A single jammed finger will ruin your day. This proves to be true, especially if you are a sport player. Occasionally, playing volleyball, basketball, rugby, and football will cause your finger to jam. It is important to know how to treat a jammed finger, although this type of joint sprain does heal without any kind of treatment. After all, there are some cases in which you need to perform specific home care approaches.
How Not to Jam Your Finger
A jammed finger is a joint sprain which is sustained from a powerful impact to the tip of your finger. This makes your finger swollen, hard to bend, and painful to move. This type of joint sprain is common and it does heal itself after a while. However, if you keep the jammed finger untreated, it will make your finger crooked or dislocated. This turns into a massive, unbearable pain on your finger. At this point, there’s no other way but to treat a jammed finger to a doctor.
Of course, the first thing to do is to make sure about the severity of the jammed finger. A more serious injury will have to be treated by a doctor. However, if the injury is not severe, there’s a way for you to treat a jammed finger without any assistance of doctor.
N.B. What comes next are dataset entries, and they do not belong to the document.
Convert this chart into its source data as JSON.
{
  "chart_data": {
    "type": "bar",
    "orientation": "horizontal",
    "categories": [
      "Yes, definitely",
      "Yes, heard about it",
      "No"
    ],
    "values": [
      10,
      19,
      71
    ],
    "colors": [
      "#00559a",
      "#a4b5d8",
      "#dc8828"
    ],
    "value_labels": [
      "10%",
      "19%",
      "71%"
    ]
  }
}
Just like the other trauma-induced swelling, there is a popular term to heal it, known as “RICE.” This term is an abbreviation of ‘Resting it, Icing it, Compressing it with a wrap, and Elevating it.’
Apply ice to the fresh jammed finger to reduce swelling. This, in return, will elevate the jam so that blood moves away from the injury. After a few days of rest, start to move your finger back slowly but sure. You can bend it slightly and put yourself in minimal pain as you move the swelling out of the joint. If a hurt can be felt, there’s no need to force the jammed finger. Regardless, RICE treatment is an easy way to treat a jammed finger.
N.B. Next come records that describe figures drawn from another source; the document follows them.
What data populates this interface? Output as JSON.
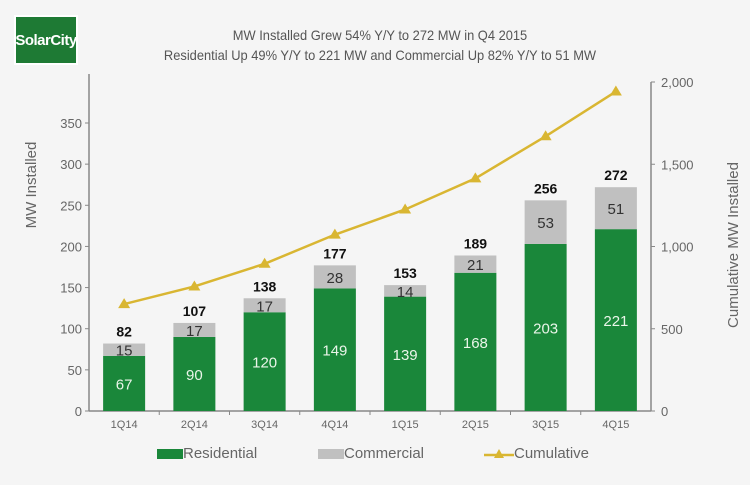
{
  "logo": {
    "text": "SolarCity"
  },
  "chart_data": {
    "type": "bar",
    "stacked": true,
    "title": "MW Installed Grew 54% Y/Y to 272 MW in Q4 2015",
    "subtitle": "Residential Up 49% Y/Y to 221 MW and Commercial Up 82% Y/Y to 51 MW",
    "categories": [
      "1Q14",
      "2Q14",
      "3Q14",
      "4Q14",
      "1Q15",
      "2Q15",
      "3Q15",
      "4Q15"
    ],
    "series": [
      {
        "name": "Residential",
        "type": "bar",
        "axis": "left",
        "color": "#1a873a",
        "values": [
          67,
          90,
          120,
          149,
          139,
          168,
          203,
          221
        ]
      },
      {
        "name": "Commercial",
        "type": "bar",
        "axis": "left",
        "color": "#c0c0c0",
        "values": [
          15,
          17,
          17,
          28,
          14,
          21,
          53,
          51
        ]
      },
      {
        "name": "Cumulative",
        "type": "line",
        "axis": "right",
        "color": "#d9b632",
        "marker": "triangle",
        "values": [
          650,
          757,
          895,
          1072,
          1225,
          1414,
          1670,
          1942
        ]
      }
    ],
    "totals": [
      82,
      107,
      138,
      177,
      153,
      189,
      256,
      272
    ],
    "ylabel": "MW Installed",
    "ylim": [
      0,
      390
    ],
    "yticks": [
      0,
      50,
      100,
      150,
      200,
      250,
      300,
      350
    ],
    "y2label": "Cumulative MW Installed",
    "y2lim": [
      0,
      2000
    ],
    "y2ticks": [
      "0",
      "500",
      "1,000",
      "1,500",
      "2,000"
    ],
    "y2tick_values": [
      0,
      500,
      1000,
      1500,
      2000
    ],
    "legend": {
      "position": "bottom",
      "items": [
        "Residential",
        "Commercial",
        "Cumulative"
      ]
    },
    "grid": false
  }
}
Sometimes, a long time of rest may be necessary. Inflammation and pain in your jammed finger can also occur and it may lead to more serious injury. At this point, you can take an aspirin or some anti-inflammatory drugs such as NSAIDs. NSAIDs can help control the cascade of the finger’s inflammation and also reduce swelling as well as pain. This should not be taken lightly, because the medicines are meant to be short-term use only.
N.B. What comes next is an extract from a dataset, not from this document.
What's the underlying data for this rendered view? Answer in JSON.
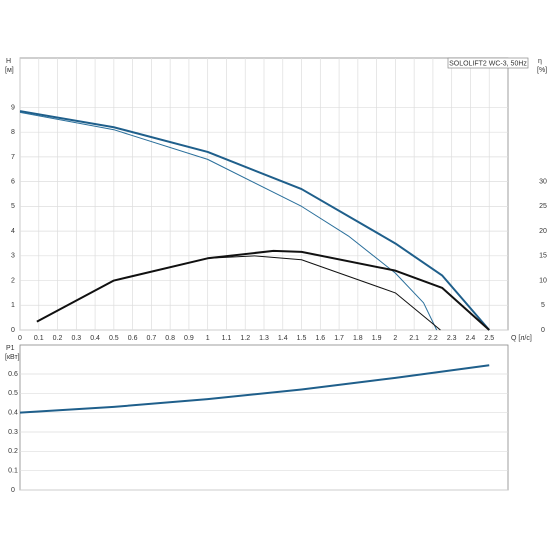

If the jammed finger is on the process of healing, you can tape it to an adjacent finger. This is considered as ‘buddy-tapping.’ This can increase the stability and protection from further injury. Take note that buddy-taping should be done carefully, because a firm tape might increase the swelling instead and cut off the blood circulation to the jammed finger. Some cotton gauze between the fingers may be recommended to prevent skin blister. Eventually, the finger will heal as you treat a jammed finger with care, all without the need of a doctor.